In Washington wurde Merkel mit militärischen Ehren begrüßt. Am Abend
erhielt sie mit der Friedensmedaille die höchste zivile Auszeichnung
der USA. Eine sehr subtile Art der Konfliktbewältigung. Denn zwischen
Obama und Merkel knirscht es gewaltig. So harmonisch der USA-Besuch
Merkels auch anmutet: Das deutsch-amerikanische Verhältnis ist
empfindlich gestört. Das Verwöhnprogramm von Obama dient dazu, den
Erwartungsdruck zu erhöhen: Merkel soll die Risse in der atlantischen
Brücke kitten. Verantwortlich für den tiefsten Riss ist der deutsche
„Sonderweg“ in der Libyen-Frage , der nicht nur bei den USA für
Irritationen gesorgt hat. Die Bundesregierung und allen voran
Außenminister Guido Westerwelle haben mit der Enthaltung bei der
Abstimmung über die Libyen-Resolution innenpolitisches Machtkalkül
zur Entscheidungsgrundlage gemacht. Das ist reiner Populismus, der
mit verantwortlicher Außenpolitik nichts zu tun hat. Dieses Verhalten
steht darüber hinaus im krassen Gegensatz dazu, was Westerwelle seit
Beginn des „arabischen Frühlings“ gebetsmühlenartig wiederholt: diese
Freiheitsbewegung mit aller Kraft unterstützen zu wollen. Indem man
sich dann verdrückt, wenn es ans Eingemachte geht? Deutschland hat
sich von den USA und europäischen Partnern wie Großbritannien und
Frankreich abgewendet.

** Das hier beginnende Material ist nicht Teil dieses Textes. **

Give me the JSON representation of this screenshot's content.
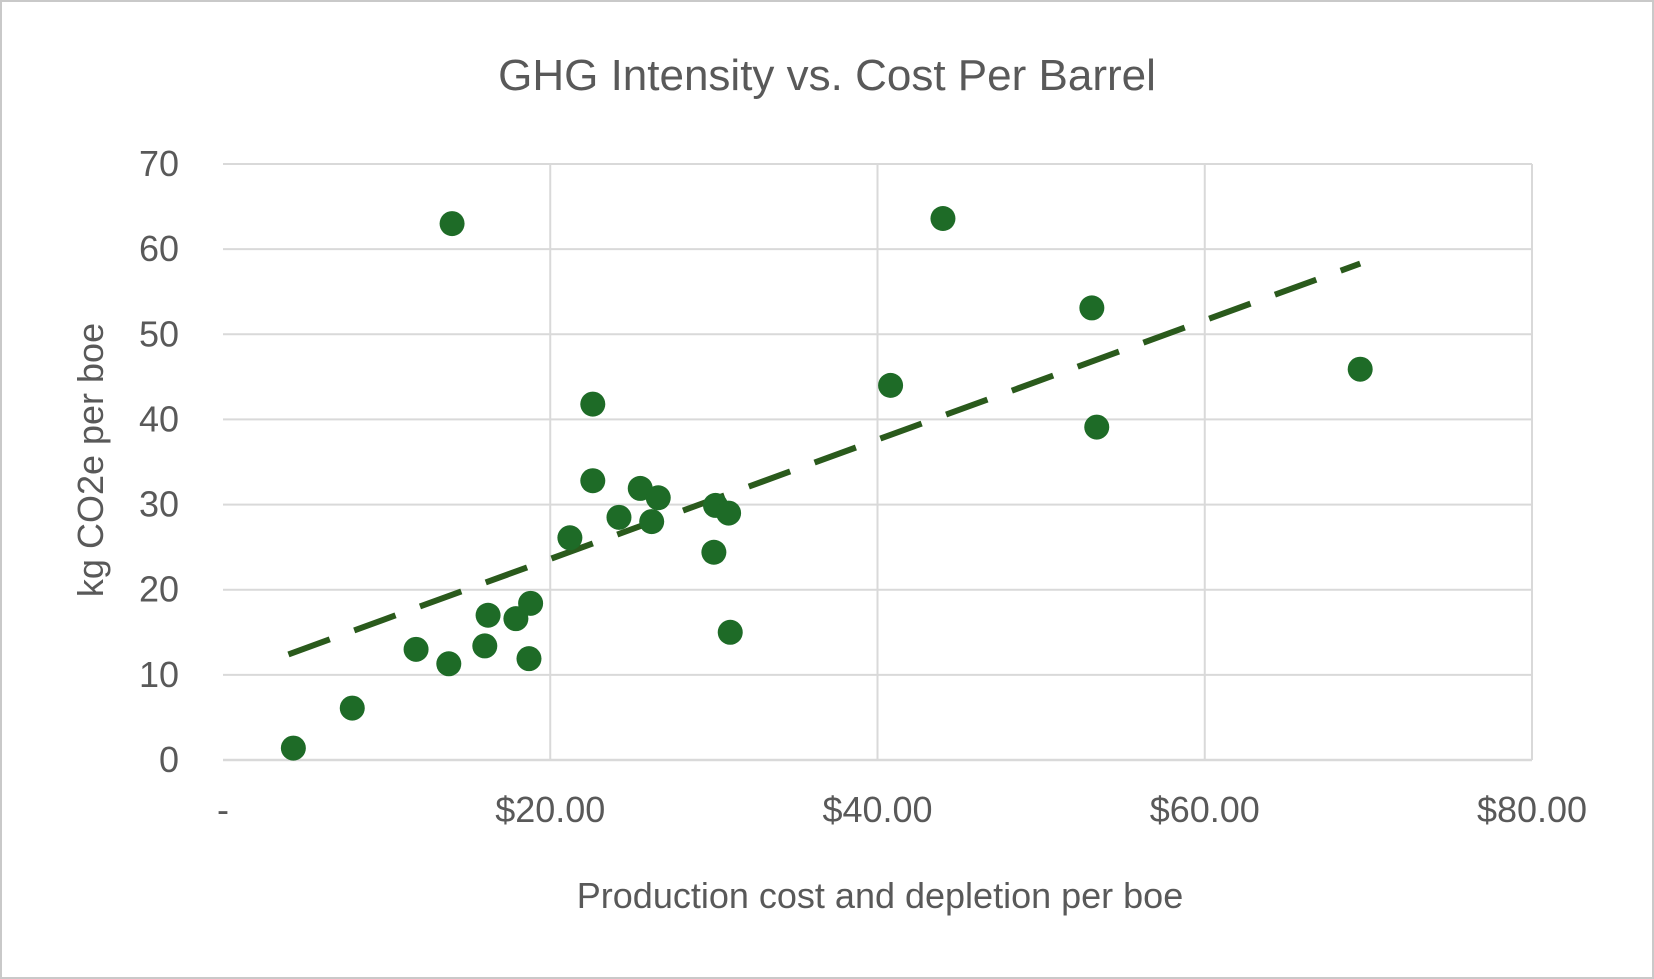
{
  "chart_data": {
    "type": "scatter",
    "title": "GHG Intensity vs. Cost Per Barrel",
    "xlabel": "Production cost and depletion per boe",
    "ylabel": "kg CO2e per boe",
    "xlim": [
      0,
      80
    ],
    "ylim": [
      0,
      70
    ],
    "x_ticks": [
      {
        "value": 0,
        "label": "-"
      },
      {
        "value": 20,
        "label": "$20.00"
      },
      {
        "value": 40,
        "label": "$40.00"
      },
      {
        "value": 60,
        "label": "$60.00"
      },
      {
        "value": 80,
        "label": "$80.00"
      }
    ],
    "y_ticks": [
      {
        "value": 0,
        "label": "0"
      },
      {
        "value": 10,
        "label": "10"
      },
      {
        "value": 20,
        "label": "20"
      },
      {
        "value": 30,
        "label": "30"
      },
      {
        "value": 40,
        "label": "40"
      },
      {
        "value": 50,
        "label": "50"
      },
      {
        "value": 60,
        "label": "60"
      },
      {
        "value": 70,
        "label": "70"
      }
    ],
    "grid": true,
    "legend": "none",
    "points": [
      {
        "x": 4.3,
        "y": 1.4
      },
      {
        "x": 7.9,
        "y": 6.1
      },
      {
        "x": 11.8,
        "y": 13.0
      },
      {
        "x": 13.8,
        "y": 11.3
      },
      {
        "x": 14.0,
        "y": 63.0
      },
      {
        "x": 16.0,
        "y": 13.4
      },
      {
        "x": 16.2,
        "y": 17.0
      },
      {
        "x": 17.9,
        "y": 16.6
      },
      {
        "x": 18.7,
        "y": 11.9
      },
      {
        "x": 18.8,
        "y": 18.4
      },
      {
        "x": 21.2,
        "y": 26.1
      },
      {
        "x": 22.6,
        "y": 41.8
      },
      {
        "x": 22.6,
        "y": 32.8
      },
      {
        "x": 24.2,
        "y": 28.5
      },
      {
        "x": 25.5,
        "y": 31.9
      },
      {
        "x": 26.2,
        "y": 28.0
      },
      {
        "x": 26.6,
        "y": 30.8
      },
      {
        "x": 30.0,
        "y": 24.4
      },
      {
        "x": 30.1,
        "y": 29.9
      },
      {
        "x": 30.9,
        "y": 29.0
      },
      {
        "x": 31.0,
        "y": 15.0
      },
      {
        "x": 40.8,
        "y": 44.0
      },
      {
        "x": 44.0,
        "y": 63.6
      },
      {
        "x": 53.1,
        "y": 53.1
      },
      {
        "x": 53.4,
        "y": 39.1
      },
      {
        "x": 69.5,
        "y": 45.9
      }
    ],
    "trendline": {
      "style": "dashed",
      "color": "#2a5a1c",
      "points": [
        {
          "x": 4.0,
          "y": 12.4
        },
        {
          "x": 69.5,
          "y": 58.3
        }
      ]
    },
    "marker_color": "#1e6b27"
  }
}
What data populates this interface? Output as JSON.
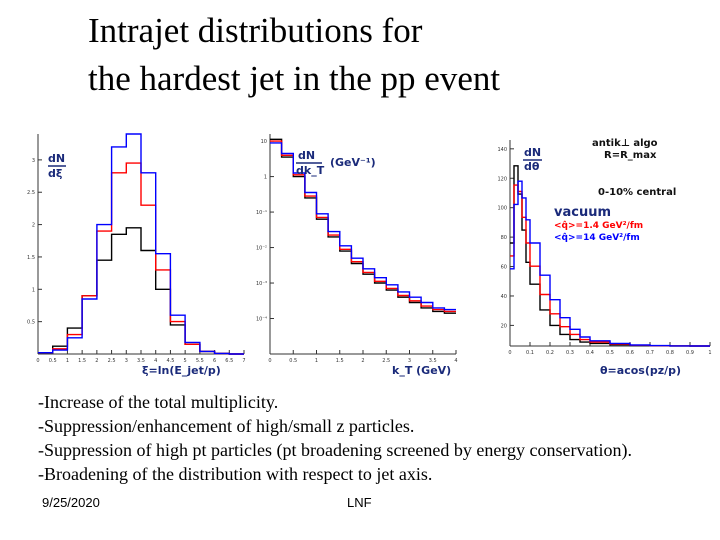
{
  "slide": {
    "title_line1": "Intrajet distributions for",
    "title_line2": "the hardest jet in the pp event",
    "bullets": [
      "-Increase of the total multiplicity.",
      "-Suppression/enhancement of high/small z particles.",
      "-Suppression of high pt particles (pt broadening screened by energy conservation).",
      "-Broadening of the distribution with respect to jet axis."
    ],
    "footer_date": "9/25/2020",
    "footer_org": "LNF"
  },
  "chart_data": [
    {
      "type": "line",
      "title": "",
      "ylabel_top": "dN",
      "ylabel_bottom": "dξ",
      "xlabel": "ξ=ln(E_jet/p)",
      "xlim": [
        0,
        7
      ],
      "ylim": [
        0,
        3.4
      ],
      "y_ticks": [
        "0.5",
        "1",
        "1.5",
        "2",
        "2.5",
        "3"
      ],
      "x_ticks": [
        "0",
        "0.5",
        "1",
        "1.5",
        "2",
        "2.5",
        "3",
        "3.5",
        "4",
        "4.5",
        "5",
        "5.5",
        "6",
        "6.5",
        "7"
      ],
      "x": [
        0,
        0.5,
        1,
        1.5,
        2,
        2.5,
        3,
        3.5,
        4,
        4.5,
        5,
        5.5,
        6,
        6.5,
        7
      ],
      "series": [
        {
          "name": "vacuum",
          "color": "#000000",
          "values": [
            0.02,
            0.12,
            0.4,
            0.9,
            1.45,
            1.85,
            1.95,
            1.6,
            1.0,
            0.45,
            0.15,
            0.04,
            0.01,
            0,
            0
          ]
        },
        {
          "name": "q̂=1.4 GeV²/fm",
          "color": "#ff0000",
          "values": [
            0.02,
            0.08,
            0.3,
            0.9,
            1.9,
            2.8,
            2.95,
            2.3,
            1.3,
            0.5,
            0.15,
            0.04,
            0.01,
            0,
            0
          ]
        },
        {
          "name": "q̂=14 GeV²/fm",
          "color": "#0000ff",
          "values": [
            0.02,
            0.06,
            0.25,
            0.85,
            2.0,
            3.2,
            3.4,
            2.8,
            1.55,
            0.6,
            0.18,
            0.04,
            0.01,
            0,
            0
          ]
        }
      ]
    },
    {
      "type": "line",
      "title": "",
      "ylabel_top": "dN",
      "ylabel_bottom": "dk_T",
      "ylabel_units": "(GeV⁻¹)",
      "xlabel": "k_T (GeV)",
      "yscale": "log",
      "xlim": [
        0,
        4
      ],
      "y_log_range": [
        -5,
        1.2
      ],
      "y_ticks": [
        "10",
        "1",
        "10⁻¹",
        "10⁻²",
        "10⁻³",
        "10⁻⁴"
      ],
      "x_ticks": [
        "0",
        "0.5",
        "1",
        "1.5",
        "2",
        "2.5",
        "3",
        "3.5",
        "4"
      ],
      "x": [
        0,
        0.25,
        0.5,
        0.75,
        1,
        1.25,
        1.5,
        1.75,
        2,
        2.25,
        2.5,
        2.75,
        3,
        3.25,
        3.5,
        3.75
      ],
      "series": [
        {
          "name": "vacuum",
          "color": "#000000",
          "log10_values": [
            1.05,
            0.55,
            0.0,
            -0.6,
            -1.2,
            -1.7,
            -2.1,
            -2.45,
            -2.75,
            -3.0,
            -3.2,
            -3.4,
            -3.55,
            -3.7,
            -3.8,
            -3.85
          ]
        },
        {
          "name": "q̂=1.4 GeV²/fm",
          "color": "#ff0000",
          "log10_values": [
            1.0,
            0.6,
            0.05,
            -0.55,
            -1.15,
            -1.65,
            -2.05,
            -2.4,
            -2.7,
            -2.95,
            -3.15,
            -3.35,
            -3.5,
            -3.65,
            -3.75,
            -3.8
          ]
        },
        {
          "name": "q̂=14 GeV²/fm",
          "color": "#0000ff",
          "log10_values": [
            0.95,
            0.65,
            0.1,
            -0.45,
            -1.05,
            -1.55,
            -1.95,
            -2.3,
            -2.6,
            -2.85,
            -3.05,
            -3.25,
            -3.4,
            -3.55,
            -3.7,
            -3.75
          ]
        }
      ]
    },
    {
      "type": "line",
      "title": "",
      "ylabel_top": "dN",
      "ylabel_bottom": "dθ",
      "xlabel": "θ=acos(pz/p)",
      "xlim": [
        0,
        1
      ],
      "ylim": [
        0,
        160
      ],
      "y_ticks": [
        "140",
        "120",
        "100",
        "80",
        "60",
        "40",
        "20"
      ],
      "x_ticks": [
        "0",
        "0.1",
        "0.2",
        "0.3",
        "0.4",
        "0.5",
        "0.6",
        "0.7",
        "0.8",
        "0.9",
        "1"
      ],
      "legend_header": [
        "antik⊥ algo",
        "R=R_max",
        "0-10% central"
      ],
      "x": [
        0,
        0.02,
        0.04,
        0.06,
        0.08,
        0.1,
        0.15,
        0.2,
        0.25,
        0.3,
        0.35,
        0.4,
        0.5,
        0.6,
        0.7,
        0.8,
        0.9,
        1.0
      ],
      "series": [
        {
          "name": "vacuum",
          "color": "#000000",
          "values": [
            80,
            140,
            118,
            90,
            65,
            48,
            28,
            16,
            9,
            5,
            3,
            2,
            1,
            0.5,
            0.2,
            0.1,
            0,
            0
          ]
        },
        {
          "name": "<q̂>=1.4 GeV²/fm",
          "color": "#ff0000",
          "values": [
            70,
            125,
            120,
            100,
            80,
            62,
            40,
            25,
            15,
            9,
            5,
            3,
            1.5,
            0.6,
            0.2,
            0.1,
            0,
            0
          ]
        },
        {
          "name": "<q̂>=14 GeV²/fm",
          "color": "#0000ff",
          "values": [
            60,
            110,
            128,
            115,
            98,
            80,
            55,
            36,
            22,
            13,
            7,
            4,
            2,
            0.8,
            0.3,
            0.1,
            0,
            0
          ]
        }
      ],
      "legend_entries": [
        "vacuum",
        "<q̂>=1.4 GeV²/fm",
        "<q̂>=14 GeV²/fm"
      ]
    }
  ]
}
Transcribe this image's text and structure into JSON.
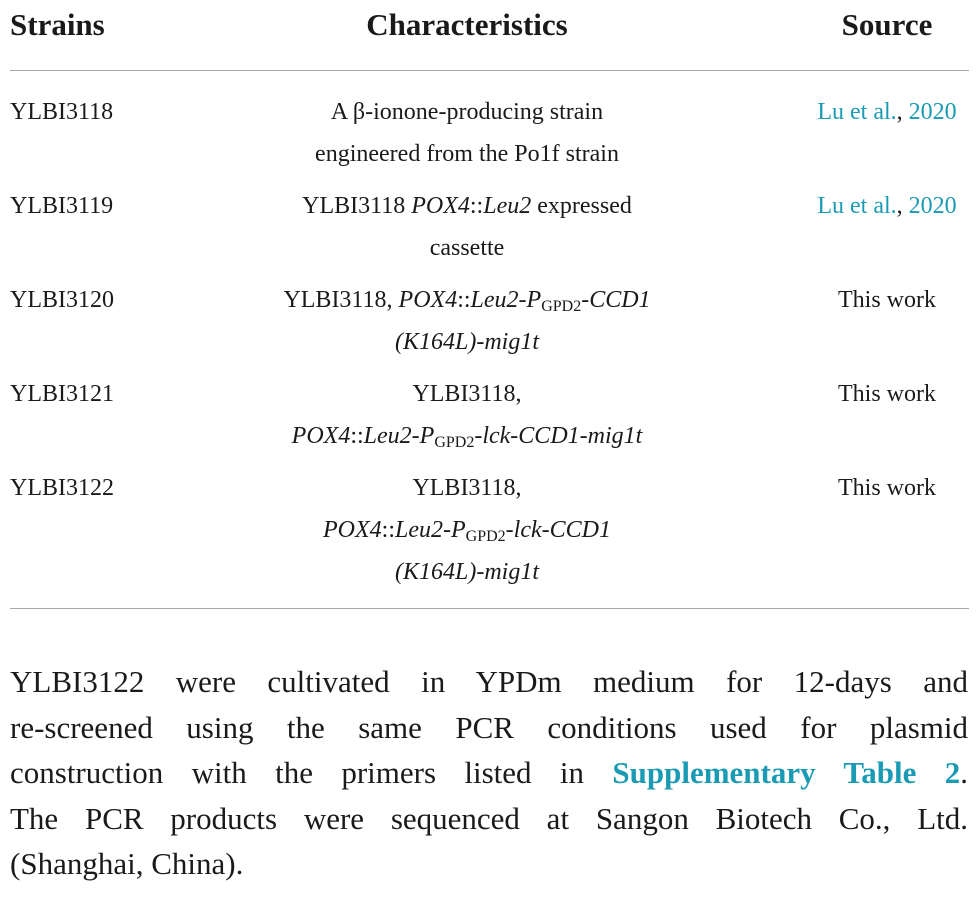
{
  "table": {
    "header": [
      "Strains",
      "Characteristics",
      "Source"
    ],
    "rows": [
      {
        "strain": "YLBI3118",
        "characteristics": [
          [
            {
              "text": "A β-ionone-producing strain"
            }
          ],
          [
            {
              "text": "engineered from the Po1f strain"
            }
          ]
        ],
        "source": [
          [
            {
              "text": "Lu et al.",
              "style": "link"
            },
            {
              "text": ", "
            },
            {
              "text": "2020",
              "style": "link"
            }
          ]
        ]
      },
      {
        "strain": "YLBI3119",
        "characteristics": [
          [
            {
              "text": "YLBI3118 "
            },
            {
              "text": "POX4",
              "style": "italic"
            },
            {
              "text": "::"
            },
            {
              "text": "Leu2",
              "style": "italic"
            },
            {
              "text": " expressed"
            }
          ],
          [
            {
              "text": "cassette"
            }
          ]
        ],
        "source": [
          [
            {
              "text": "Lu et al.",
              "style": "link"
            },
            {
              "text": ", "
            },
            {
              "text": "2020",
              "style": "link"
            }
          ]
        ]
      },
      {
        "strain": "YLBI3120",
        "characteristics": [
          [
            {
              "text": "YLBI3118, "
            },
            {
              "text": "POX4",
              "style": "italic"
            },
            {
              "text": "::"
            },
            {
              "text": "Leu2-P",
              "style": "italic"
            },
            {
              "text": "GPD2",
              "style": "sub"
            },
            {
              "text": "-CCD1",
              "style": "italic"
            }
          ],
          [
            {
              "text": "(K164L)-mig1t",
              "style": "italic"
            }
          ]
        ],
        "source": [
          [
            {
              "text": "This work"
            }
          ]
        ]
      },
      {
        "strain": "YLBI3121",
        "characteristics": [
          [
            {
              "text": "YLBI3118,"
            }
          ],
          [
            {
              "text": "POX4",
              "style": "italic"
            },
            {
              "text": "::"
            },
            {
              "text": "Leu2-P",
              "style": "italic"
            },
            {
              "text": "GPD2",
              "style": "sub"
            },
            {
              "text": "-lck-CCD1-mig1t",
              "style": "italic"
            }
          ]
        ],
        "source": [
          [
            {
              "text": "This work"
            }
          ]
        ]
      },
      {
        "strain": "YLBI3122",
        "characteristics": [
          [
            {
              "text": "YLBI3118,"
            }
          ],
          [
            {
              "text": "POX4",
              "style": "italic"
            },
            {
              "text": "::"
            },
            {
              "text": "Leu2-P",
              "style": "italic"
            },
            {
              "text": "GPD2",
              "style": "sub"
            },
            {
              "text": "-lck-CCD1",
              "style": "italic"
            }
          ],
          [
            {
              "text": "(K164L)-mig1t",
              "style": "italic"
            }
          ]
        ],
        "source": [
          [
            {
              "text": "This work"
            }
          ]
        ]
      }
    ]
  },
  "paragraph": [
    [
      {
        "text": "YLBI3122 were cultivated in YPDm medium for 12-days and"
      }
    ],
    [
      {
        "text": "re-screened using the same PCR conditions used for plasmid"
      }
    ],
    [
      {
        "text": "construction with the primers listed in "
      },
      {
        "text": "Supplementary Table 2",
        "style": "link"
      },
      {
        "text": "."
      }
    ],
    [
      {
        "text": "The PCR products were sequenced at Sangon Biotech Co., Ltd."
      }
    ],
    [
      {
        "text": "(Shanghai, China)."
      }
    ]
  ]
}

Merkel, die vorgibt, sich hinsichtlich ihres
Politikverständnisses viel von Konrad Adenauer abgeschaut zu haben,
hätte auch hier einen Blick auf dessen Vermächtnis werfen sollen:
Seit dem Ende des Zweiten Weltkriegs ist Deutschland mit der
Befolgung eines der wichtigsten Prinzipien deutscher Außenpolitik
immer gut gefahren: Mit der Westbindung, der Partnerschaft mit den
USA, aber auch durch das Bemühen, sich in der EU auf ein gemeinsames
Vorgehen zu einigen. Eine einheitliche europäische Linie würde sich
Obama auch in der Schuldenkrise wünschen, die er für die schleppende
heimische Konjunktur mitverantwortlich macht – ein weiterer Riss in
der atlantischen Brücke. Deutschland komme als führender europäischer
Wirtschaftsmacht dabei eine „zentrale Führungsrolle“ zu,
unkontrollierte Staatspleiten von Ländern wie Griechenland, Portugal
oder Irland abzuwenden. Als echte Krisenmanagerin hat sich Merkel
jedoch nicht hervorgetan. Im Gegenteil: Sie taktierte – wie bei der
Libyen-Frage – mit Blick auf die Wählerschaft, die ihr Verhalten bei
der nächsten Wahl eventuell abstrafen könnte. Bundeskanzlerin Merkel
muss die Risse in der atlantischen Brücke kitten und wieder
verlässliche Politik betreiben – nicht nur für die USA, sondern auch
für Europa. Die „deutsche Unberechenbarkeit“ schadet nicht nur der
Beziehung zwischen Merkel und Obama. Es geht um viel mehr: Nur in
einer starken EU und mithilfe einer stabilen Beziehung zu den USA
können sich Deutschland und Europa in einem internationalen System,
in dem Länder wie China und Indien immer wichtigere Player werden, in
Zukunft behaupten. Heute dient Merkels Politik allein dem eigenen
Machterhalt. Führt sie diese Politik der Alleingänge fort, wird
Deutschland im internationalen Spiel der Mächte bald noch weniger zu
sagen haben.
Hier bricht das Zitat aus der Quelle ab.